1960 Milwaukee Flood
- Location: Milwaukee, Wisconsin;
- Type: Gradual Rise
- Cause: Snow melt and rain
- Deaths: 0
- Injuries: 0
- Property damage: $226,000

= 1960 Milwaukee Flood =

The 1960 Milwaukee Flood occurred in mid-April 1960, in Milwaukee, Wisconsin. Intense rainfall combined with snowmelt and inadequate infrastructure led to widespread flooding through the city and surrounding towns. Damages were estimated to total several hundred thousand dollars. Flooding overwhelmed streets, homes, and Milwaukee's sewer system, revealing serious inadequacies in flood control.

== Flood control up to 1960 ==
Up until the 20th century, Milwaukee utilized minimal flood control practices, limited to wooden bridges and small culverts along primarily located along Lake Michigan. Few of the many streams and creeks running into Milwaukee were dredged or controlled. Dredging that had occurred was primarily for navigation rather than risk mitigation. Between 1910 and 1930, significant urbanization had occurred in Milwaukee, leading to an increased in paved surfaces, increasing runoff and risk. The Menomonee River was dredged around this time to reduce the threat of flooding in the industrial section of the city.

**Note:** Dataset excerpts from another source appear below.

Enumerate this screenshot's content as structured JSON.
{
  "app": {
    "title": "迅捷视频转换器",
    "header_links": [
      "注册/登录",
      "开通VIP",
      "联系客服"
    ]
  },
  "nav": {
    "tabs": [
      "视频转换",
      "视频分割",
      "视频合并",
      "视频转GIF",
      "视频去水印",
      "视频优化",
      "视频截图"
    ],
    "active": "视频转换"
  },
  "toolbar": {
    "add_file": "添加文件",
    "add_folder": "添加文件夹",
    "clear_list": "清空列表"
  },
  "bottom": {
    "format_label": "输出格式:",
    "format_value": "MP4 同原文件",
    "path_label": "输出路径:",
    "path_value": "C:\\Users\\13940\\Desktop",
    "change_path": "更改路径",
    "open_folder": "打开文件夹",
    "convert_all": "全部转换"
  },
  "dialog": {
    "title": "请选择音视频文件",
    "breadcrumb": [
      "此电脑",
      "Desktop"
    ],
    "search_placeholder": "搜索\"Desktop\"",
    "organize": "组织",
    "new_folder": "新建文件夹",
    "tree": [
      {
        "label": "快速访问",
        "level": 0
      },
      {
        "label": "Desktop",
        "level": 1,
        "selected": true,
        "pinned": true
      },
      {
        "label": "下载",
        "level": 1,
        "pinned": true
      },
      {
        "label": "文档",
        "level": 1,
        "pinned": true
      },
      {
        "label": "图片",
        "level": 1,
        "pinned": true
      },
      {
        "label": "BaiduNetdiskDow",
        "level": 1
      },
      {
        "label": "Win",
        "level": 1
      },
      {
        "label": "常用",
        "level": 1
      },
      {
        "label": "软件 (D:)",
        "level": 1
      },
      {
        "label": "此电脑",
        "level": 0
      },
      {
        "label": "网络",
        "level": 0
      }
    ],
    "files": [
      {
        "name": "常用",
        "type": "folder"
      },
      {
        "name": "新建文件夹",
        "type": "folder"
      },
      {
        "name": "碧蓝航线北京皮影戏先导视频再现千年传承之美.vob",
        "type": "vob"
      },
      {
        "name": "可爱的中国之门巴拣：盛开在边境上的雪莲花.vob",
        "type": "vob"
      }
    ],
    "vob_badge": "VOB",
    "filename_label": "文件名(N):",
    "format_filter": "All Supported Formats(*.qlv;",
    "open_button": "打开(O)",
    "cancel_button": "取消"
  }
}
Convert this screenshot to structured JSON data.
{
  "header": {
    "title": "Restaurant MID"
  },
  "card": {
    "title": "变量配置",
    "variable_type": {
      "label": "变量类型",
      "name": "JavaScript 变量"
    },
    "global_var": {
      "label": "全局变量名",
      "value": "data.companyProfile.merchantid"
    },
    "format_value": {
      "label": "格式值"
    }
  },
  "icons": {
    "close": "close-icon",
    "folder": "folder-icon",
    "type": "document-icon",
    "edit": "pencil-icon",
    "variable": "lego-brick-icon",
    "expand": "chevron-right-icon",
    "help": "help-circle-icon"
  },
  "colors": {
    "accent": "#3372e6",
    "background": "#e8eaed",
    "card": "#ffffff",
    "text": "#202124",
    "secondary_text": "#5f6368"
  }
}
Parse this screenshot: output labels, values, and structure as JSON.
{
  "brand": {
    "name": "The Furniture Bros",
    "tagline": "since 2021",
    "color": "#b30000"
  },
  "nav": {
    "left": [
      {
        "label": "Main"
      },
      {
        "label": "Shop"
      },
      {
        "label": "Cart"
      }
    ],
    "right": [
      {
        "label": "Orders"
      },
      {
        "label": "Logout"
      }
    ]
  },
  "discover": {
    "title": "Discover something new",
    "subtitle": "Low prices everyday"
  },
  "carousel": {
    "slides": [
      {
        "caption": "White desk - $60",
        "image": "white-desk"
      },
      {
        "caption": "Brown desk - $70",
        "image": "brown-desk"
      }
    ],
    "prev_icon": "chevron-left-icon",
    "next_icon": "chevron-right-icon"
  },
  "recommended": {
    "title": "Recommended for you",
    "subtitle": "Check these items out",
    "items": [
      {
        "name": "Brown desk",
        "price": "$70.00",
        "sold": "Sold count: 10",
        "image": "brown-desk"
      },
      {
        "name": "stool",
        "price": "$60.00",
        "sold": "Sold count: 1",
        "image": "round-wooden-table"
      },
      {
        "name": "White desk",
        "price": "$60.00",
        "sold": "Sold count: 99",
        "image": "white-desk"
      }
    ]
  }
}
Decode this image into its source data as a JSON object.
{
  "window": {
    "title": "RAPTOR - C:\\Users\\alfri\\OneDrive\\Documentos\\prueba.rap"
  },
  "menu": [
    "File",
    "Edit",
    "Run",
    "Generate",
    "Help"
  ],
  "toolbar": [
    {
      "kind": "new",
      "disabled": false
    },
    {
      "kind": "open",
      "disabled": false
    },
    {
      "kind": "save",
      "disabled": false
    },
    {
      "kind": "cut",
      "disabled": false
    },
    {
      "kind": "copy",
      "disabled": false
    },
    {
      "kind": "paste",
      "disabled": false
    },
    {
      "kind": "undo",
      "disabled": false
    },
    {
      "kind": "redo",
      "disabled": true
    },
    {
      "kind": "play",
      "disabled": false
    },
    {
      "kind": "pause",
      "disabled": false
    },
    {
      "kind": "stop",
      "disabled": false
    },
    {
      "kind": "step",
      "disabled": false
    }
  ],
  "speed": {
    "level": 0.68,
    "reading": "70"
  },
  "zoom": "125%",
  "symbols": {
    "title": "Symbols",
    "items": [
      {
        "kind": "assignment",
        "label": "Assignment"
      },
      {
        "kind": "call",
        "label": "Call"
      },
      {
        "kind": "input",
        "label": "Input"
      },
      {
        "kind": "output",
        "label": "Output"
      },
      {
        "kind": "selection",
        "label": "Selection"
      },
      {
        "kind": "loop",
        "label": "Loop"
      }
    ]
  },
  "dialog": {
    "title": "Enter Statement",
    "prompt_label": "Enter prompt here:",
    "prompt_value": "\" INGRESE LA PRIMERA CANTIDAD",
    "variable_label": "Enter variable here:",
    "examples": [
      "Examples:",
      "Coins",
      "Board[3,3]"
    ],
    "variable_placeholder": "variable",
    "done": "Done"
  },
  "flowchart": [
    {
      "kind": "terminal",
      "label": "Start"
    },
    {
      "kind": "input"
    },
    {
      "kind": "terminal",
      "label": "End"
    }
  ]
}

Milwaukee experienced a boom in population and industry following The Second World War. Rapid suburban expansion increased impervious surfaces without proportional sewer expansion. During this time, flood management primarily focused on storm sewer construction rather than integrated watershed management. By 1960, major river channelization projects were incomplete or outdated, leaving the city vulnerable to large runoff events.

== The 1960 Flood ==
Milwaukee saw above-average levels of rainfall for much of early and mid-April, and still had large piles of snow from previous March storms. As the ground became saturated, there became less and less space for this water to go. The increase in pavemented areas also lead to more runoff than historically observed in previous decades. Milwaukees early sewer and drain systems were too small for such buildup and runoff, and were inadequate in emptying the city into Lake Michigan. Downtown streets began to accumulate water slowly, with roads outside of town following soon after. After multiple days of sustained storms, roads and houses located downtown and along the Menomonee River began to flood. Basement flooding was severe, particularly in older residential areas with outdated lateral connections. Major roads and rail lines near river crossings were closed due to high water or bridge safety concerns. Businesses along the Menomonee River experienced costly flood damage to machinery, supplies, and building structures. The city deployed public works crews to clear blockages and pump water from critical facilities. Volunteers and neighborhood groups sandbagged threatened areas to protect homes.